Days after the report was issued, Natera lost a court case that further eroded public confidence, the legal firm said. A jury found Natera had “intentionally and willfully misled the public by utilizing false advertisements to market Prospera in violation of federal and state laws.". The jury found Natera’s claims that Prospera was more accurate than CareDx’s competing kidney transplant test false. CareDx was awarded $44.9 million in monetary damages.

Walgreens is also in court regarding its alleged role in the opioid crisis. In a Bay Area courtroom, the pharmacy chain said it acted responsibly when providing legal medications to patients in pain and did not contribute to the opioid crisis in San Francisco.

Walgreens, along with Teva Pharmaceuticals, AbbVie and drug distributor Anda, Inc. is embroiled in a San Francisco-filed public nuisance lawsuit alleging these companies all played a significant role in fueling the opioid crisis in that city. The lawsuit said the companies failed to prevent the opioids from being diverted for illegal use, Reuters reported. A city attorney said the “entire prescription drug industry was to blame for recklessly expanding the market for opioid drugs,” according to the report.

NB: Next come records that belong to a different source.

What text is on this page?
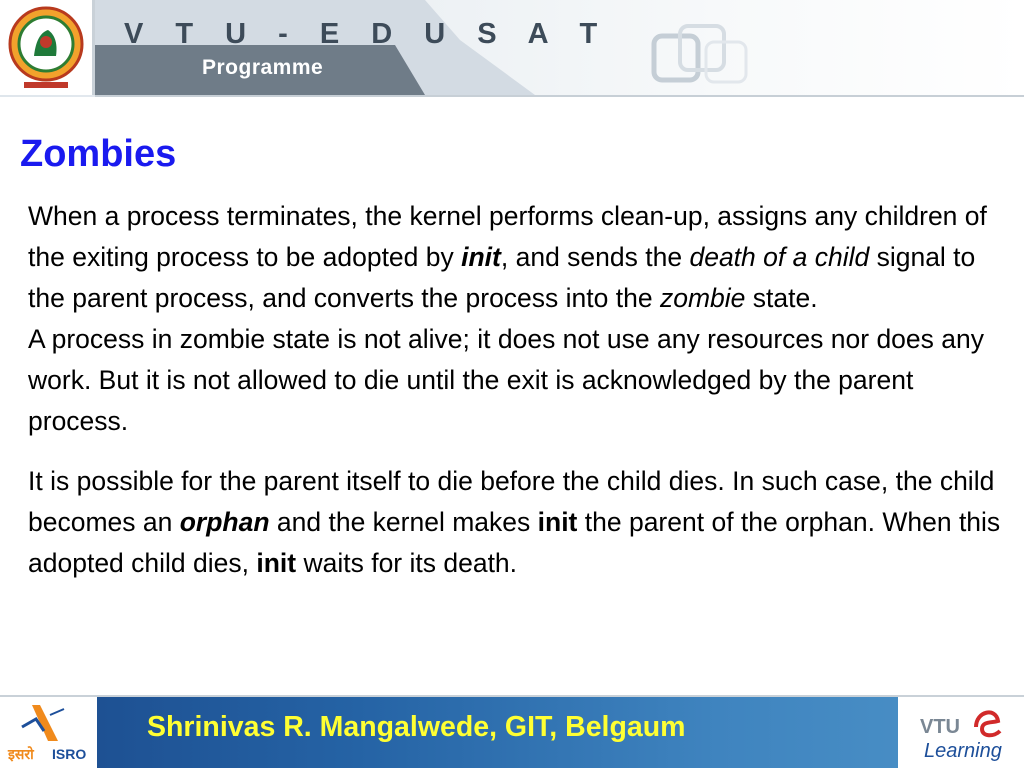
V T U - E D U S A T
Programme
Zombies

When a process terminates, the kernel performs clean-up, assigns any children of the exiting process to be adopted by init, and sends the death of a child signal to the parent process, and converts the process into the zombie state.

A process in zombie state is not alive; it does not use any resources nor does any work. But it is not allowed to die until the exit is acknowledged by the parent process.

It is possible for the parent itself to die before the child dies. In such case, the child becomes an orphan and the kernel makes init the parent of the orphan. When this adopted child dies, init waits for its death.

इसरो ISRO
Shrinivas R. Mangalwede, GIT, Belgaum	VTU
Learning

Kate Swift, an attorney for Walgreens, said almost all of the prescriptions for opioid medications filled by their pharmacies were “written by good, well-meaning doctors.” It was appropriate for pharmacists to fill those prescriptions, Swift said in her remarks.

San Francisco has previously settled other opioid-related lawsuits with Purdue, Johnson & Johnson, Cardinal Health, McKesson and others.

In legal news of another kind, Opiant Pharmaceuticals and Hikma Pharmaceuticals have not entered into a collaborative licensing agreement for OPNT003, Nasal Nalmefene. On Friday, California-based Opiant issued a statement decrying a false press release that was posted on Cision PR Newswire. Calling the release “fake,” Opiant said that it is not involved in any discussions with Hikma of this type.

The press release in question said the two companies had entered into a $225 million agreement for Nasal Nalmefene in Europe and the UK. Cision itself issued a statement regarding the false press release. The PR wire firm said the “release was unauthorized by all parties mentioned and appears to be fraudulent.”